Over dinner your missus tells you about the hazardous walk to school, dodging dog poo while teens hang around on scooters and bikes shouting at parents. At the end of the month, you are taxed more than ever before. On the first day of the next month, you see your council tax direct debit leave your account and it is higher than it has ever been.
It is not hard to see why that guy feels the state has failed him. And this is all before we have even talked about whether his kids have a fair shot at a local job, or the chance to own or rent their own home. It is before we have even mentioned whether his local boozer or community centre is still open or been closed. It is before we have even considered whether the play equipment in the local park is brand new or being ripped out because it is too dangerous or whether the local police station has been shut, sold and is now a building site ready for more flats to be bought up by the Home Office to become asylum seeker accommodation.
All those frustrations, every single one of them, are the result of fourteen years of systematic underfunding of local government. All those cuts made by Cameron, Osborne and Pickles have consequences. Those consequences are now manifesting themselves in support for Reform UK because of communities that have lacked the love and care needed.
But here is the thing. They can be fixed. And they can be fixed by local government.
The Pride in Place programme funding announced by Labour last week is a strong start. It recognises that when people see their neighbourhoods improved, when the graffiti is cleaned, the parks are safe, the fly-tips cleared, and the community centres reopened, they feel a sense of pride again. They feel that government is finally on their side.
We will need more, particularly on the revenue side, where councils need sustained funding to keep delivering basic services day in and day out. This is where the next step lies. This government must use the momentum from this conference, where local government has been front and centre of the ‘build, baby, build’ movement, and follow it up in the Budget with more cash for councils.
That is how we fix the problems facing the Basildon white van man.

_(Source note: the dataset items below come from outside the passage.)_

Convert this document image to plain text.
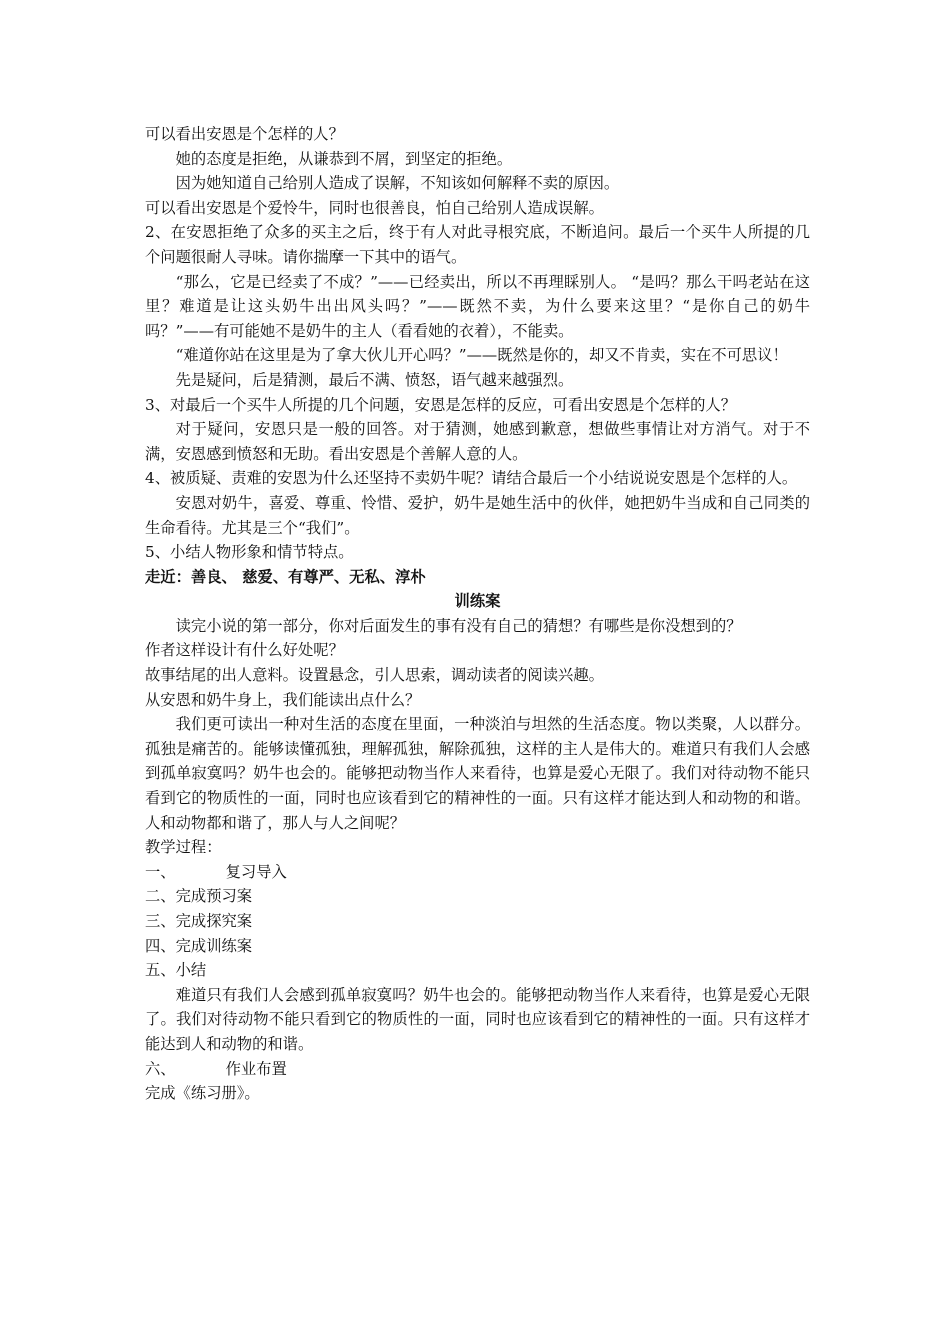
可以看出安恩是个怎样的人？

她的态度是拒绝，从谦恭到不屑，到坚定的拒绝。

因为她知道自己给别人造成了误解，不知该如何解释不卖的原因。

可以看出安恩是个爱怜牛，同时也很善良，怕自己给别人造成误解。

2、在安恩拒绝了众多的买主之后，终于有人对此寻根究底，不断追问。最后一个买牛人所提的几个问题很耐人寻味。请你揣摩一下其中的语气。

“那么，它是已经卖了不成？”——已经卖出，所以不再理睬别人。 “是吗？那么干吗老站在这里？难道是让这头奶牛出出风头吗？”——既然不卖，为什么要来这里？“是你自己的奶牛吗？”——有可能她不是奶牛的主人（看看她的衣着），不能卖。

“难道你站在这里是为了拿大伙儿开心吗？”——既然是你的，却又不肯卖，实在不可思议！

先是疑问，后是猜测，最后不满、愤怒，语气越来越强烈。

3、对最后一个买牛人所提的几个问题，安恩是怎样的反应，可看出安恩是个怎样的人？

对于疑问，安恩只是一般的回答。对于猜测，她感到歉意，想做些事情让对方消气。对于不满，安恩感到愤怒和无助。看出安恩是个善解人意的人。

4、被质疑、责难的安恩为什么还坚持不卖奶牛呢？请结合最后一个小结说说安恩是个怎样的人。

安恩对奶牛，喜爱、尊重、怜惜、爱护，奶牛是她生活中的伙伴，她把奶牛当成和自己同类的生命看待。尤其是三个“我们”。

5、小结人物形象和情节特点。

走近：善良、 慈爱、有尊严、无私、淳朴

训练案

读完小说的第一部分，你对后面发生的事有没有自己的猜想？有哪些是你没想到的？

作者这样设计有什么好处呢？

故事结尾的出人意料。设置悬念，引人思索，调动读者的阅读兴趣。

从安恩和奶牛身上，我们能读出点什么？

我们更可读出一种对生活的态度在里面，一种淡泊与坦然的生活态度。物以类聚，人以群分。孤独是痛苦的。能够读懂孤独，理解孤独，解除孤独，这样的主人是伟大的。难道只有我们人会感到孤单寂寞吗？奶牛也会的。能够把动物当作人来看待，也算是爱心无限了。我们对待动物不能只看到它的物质性的一面，同时也应该看到它的精神性的一面。只有这样才能达到人和动物的和谐。人和动物都和谐了，那人与人之间呢？

教学过程：

一、	复习导入

二、完成预习案

三、完成探究案

四、完成训练案

五、小结

难道只有我们人会感到孤单寂寞吗？奶牛也会的。能够把动物当作人来看待，也算是爱心无限了。我们对待动物不能只看到它的物质性的一面，同时也应该看到它的精神性的一面。只有这样才能达到人和动物的和谐。

六、	作业布置

完成《练习册》。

Do that, and we will beat Reform.
If people see visible change in their communities, if his wife feels safe walking to and from school, if the fly-tip is not blotting the landscape, if local conversations are about things opening rather than closing, that white van man will feel more positive and he will reward Labour.
Beating Reform is within Labour’s gift. And the way to do it is through local government.
This week’s Labour Conference shows we are finally being listened to. Now it is time to follow it up with the investment and the action that will make life visibly better for people on the ground.
Local government is where the soul of our country will be won or lost. And with the right support, we can deliver the change that our residents have been waiting for a renew Britain.